Ultrastructure of Elliptical and Diffuse Bundles in the Vegetative Nodes of Rice

The second and fourth nodes from the top of rice culm were harvested at the times of flag leaf emergence and heading respectively. Ultrastructural observation has been made on the elliptical and diffuse bundles in particular reference to solute movement in the node. 1. In the phloem of elliptical bundles, which are continuous with the large bundles of leaf, both the sieve elements and phloem parenchyma cells increased in number and showed a ratio of about one to two.

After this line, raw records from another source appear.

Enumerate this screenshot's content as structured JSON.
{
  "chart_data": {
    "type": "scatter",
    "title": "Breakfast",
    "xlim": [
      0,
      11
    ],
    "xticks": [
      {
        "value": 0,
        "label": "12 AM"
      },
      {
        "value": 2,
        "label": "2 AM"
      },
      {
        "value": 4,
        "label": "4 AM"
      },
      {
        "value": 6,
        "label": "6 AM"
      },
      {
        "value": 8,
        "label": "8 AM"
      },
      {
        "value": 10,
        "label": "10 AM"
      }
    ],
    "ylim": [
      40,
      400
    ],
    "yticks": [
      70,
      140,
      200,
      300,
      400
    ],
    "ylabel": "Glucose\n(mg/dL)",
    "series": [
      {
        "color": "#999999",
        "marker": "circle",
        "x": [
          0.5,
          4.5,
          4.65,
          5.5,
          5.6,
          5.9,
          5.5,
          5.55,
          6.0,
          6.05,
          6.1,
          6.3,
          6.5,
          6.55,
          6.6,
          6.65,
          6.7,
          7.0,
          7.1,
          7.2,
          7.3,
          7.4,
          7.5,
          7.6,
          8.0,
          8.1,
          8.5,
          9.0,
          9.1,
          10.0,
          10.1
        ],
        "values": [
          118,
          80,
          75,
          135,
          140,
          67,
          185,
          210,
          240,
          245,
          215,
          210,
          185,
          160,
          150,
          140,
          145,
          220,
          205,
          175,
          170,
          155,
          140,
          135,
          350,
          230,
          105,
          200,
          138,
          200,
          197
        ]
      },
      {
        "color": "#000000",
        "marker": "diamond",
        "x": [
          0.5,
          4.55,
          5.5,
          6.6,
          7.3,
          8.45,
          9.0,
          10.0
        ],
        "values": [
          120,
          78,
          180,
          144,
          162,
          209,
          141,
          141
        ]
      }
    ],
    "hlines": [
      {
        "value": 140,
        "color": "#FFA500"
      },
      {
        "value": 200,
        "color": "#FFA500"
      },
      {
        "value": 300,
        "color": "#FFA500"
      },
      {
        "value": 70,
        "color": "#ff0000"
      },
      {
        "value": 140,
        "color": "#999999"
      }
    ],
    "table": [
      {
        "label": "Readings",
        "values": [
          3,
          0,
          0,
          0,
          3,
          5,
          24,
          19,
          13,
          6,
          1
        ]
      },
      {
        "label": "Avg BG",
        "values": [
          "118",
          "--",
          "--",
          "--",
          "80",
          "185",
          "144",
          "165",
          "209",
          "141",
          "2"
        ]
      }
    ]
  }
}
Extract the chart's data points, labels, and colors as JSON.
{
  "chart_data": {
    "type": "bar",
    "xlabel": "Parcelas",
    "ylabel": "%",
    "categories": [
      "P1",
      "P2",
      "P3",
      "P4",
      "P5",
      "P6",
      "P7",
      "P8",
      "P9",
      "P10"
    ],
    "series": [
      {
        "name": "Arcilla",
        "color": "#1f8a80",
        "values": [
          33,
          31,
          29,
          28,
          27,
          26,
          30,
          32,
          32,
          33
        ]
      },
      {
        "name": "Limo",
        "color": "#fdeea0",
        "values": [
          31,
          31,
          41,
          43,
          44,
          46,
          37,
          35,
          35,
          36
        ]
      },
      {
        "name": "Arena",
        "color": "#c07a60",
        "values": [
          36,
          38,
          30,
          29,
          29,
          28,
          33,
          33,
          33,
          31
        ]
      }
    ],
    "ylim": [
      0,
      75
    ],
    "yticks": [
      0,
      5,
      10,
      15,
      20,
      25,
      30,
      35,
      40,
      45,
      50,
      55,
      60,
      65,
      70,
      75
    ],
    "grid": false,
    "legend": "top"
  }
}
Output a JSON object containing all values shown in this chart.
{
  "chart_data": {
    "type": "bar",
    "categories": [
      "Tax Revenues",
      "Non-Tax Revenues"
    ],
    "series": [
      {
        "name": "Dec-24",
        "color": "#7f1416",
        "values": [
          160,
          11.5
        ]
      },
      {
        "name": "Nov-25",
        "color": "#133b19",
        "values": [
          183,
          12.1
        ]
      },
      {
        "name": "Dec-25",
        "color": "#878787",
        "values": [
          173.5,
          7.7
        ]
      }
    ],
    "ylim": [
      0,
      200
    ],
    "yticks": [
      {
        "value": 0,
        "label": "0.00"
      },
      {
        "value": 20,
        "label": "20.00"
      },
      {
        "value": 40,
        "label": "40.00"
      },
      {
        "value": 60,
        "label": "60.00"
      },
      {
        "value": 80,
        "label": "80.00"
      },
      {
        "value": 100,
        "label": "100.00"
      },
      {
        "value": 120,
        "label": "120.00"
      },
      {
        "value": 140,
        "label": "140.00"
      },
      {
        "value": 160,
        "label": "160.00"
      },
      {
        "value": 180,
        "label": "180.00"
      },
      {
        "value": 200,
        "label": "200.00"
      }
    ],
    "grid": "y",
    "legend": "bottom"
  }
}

A sieve element was connected by plasmodesmata with the plural number of phloem parenchyma cells (Fig. 1). In the border region between phloem and xylem, the parenchyma cells with dense cytoplasm were interconnected by plasmodesmata (Fig. 2). It is assumed that the solutes actively move in the symplast between phloem and xylem. 2. The elliptical bundles contain numerous xylem transfer cells, in which the wall ingrowths were formed on the walls contacting with tracheary elements. The mitochondria with developed cristae and the plastids with peripheral reticulums were contained in the xylem transfer cells (Figs. 3 and 4). A large amount of plasmodesmata was found in the walls between xylem transfer cells and bundle sheath cells, between bundle sheath cells and fundamental parenchyma cells and also between fundamental parenchyma cells (Figs. 4, 5, 6 and 7). It can be (considered that the solutes absorbed from transpiration stream by xylem transfer cells are transferred actively to fundamental parenchyma via bundle sheath cells. 3. In the phloem of diffuse bundles which are surrounding the elliptical bundles and are continuous with the large bundles of internode, the number of sieve elements was about 3.5 times as many as phloem parenchyma cells and the sieve elements were partitioned by numerous sieve plates (Fig. 8). The phloem parenchyma cells of diffuse bundle contained abundant mitochondria, plastids, rough endoplasmic reticulum and ribosomes (Figs. 9 and 10). It is suggested that the phloem parenchyma cells play an important role in climbing of photosynthate in the phloem of diffuse bundle through energy supply.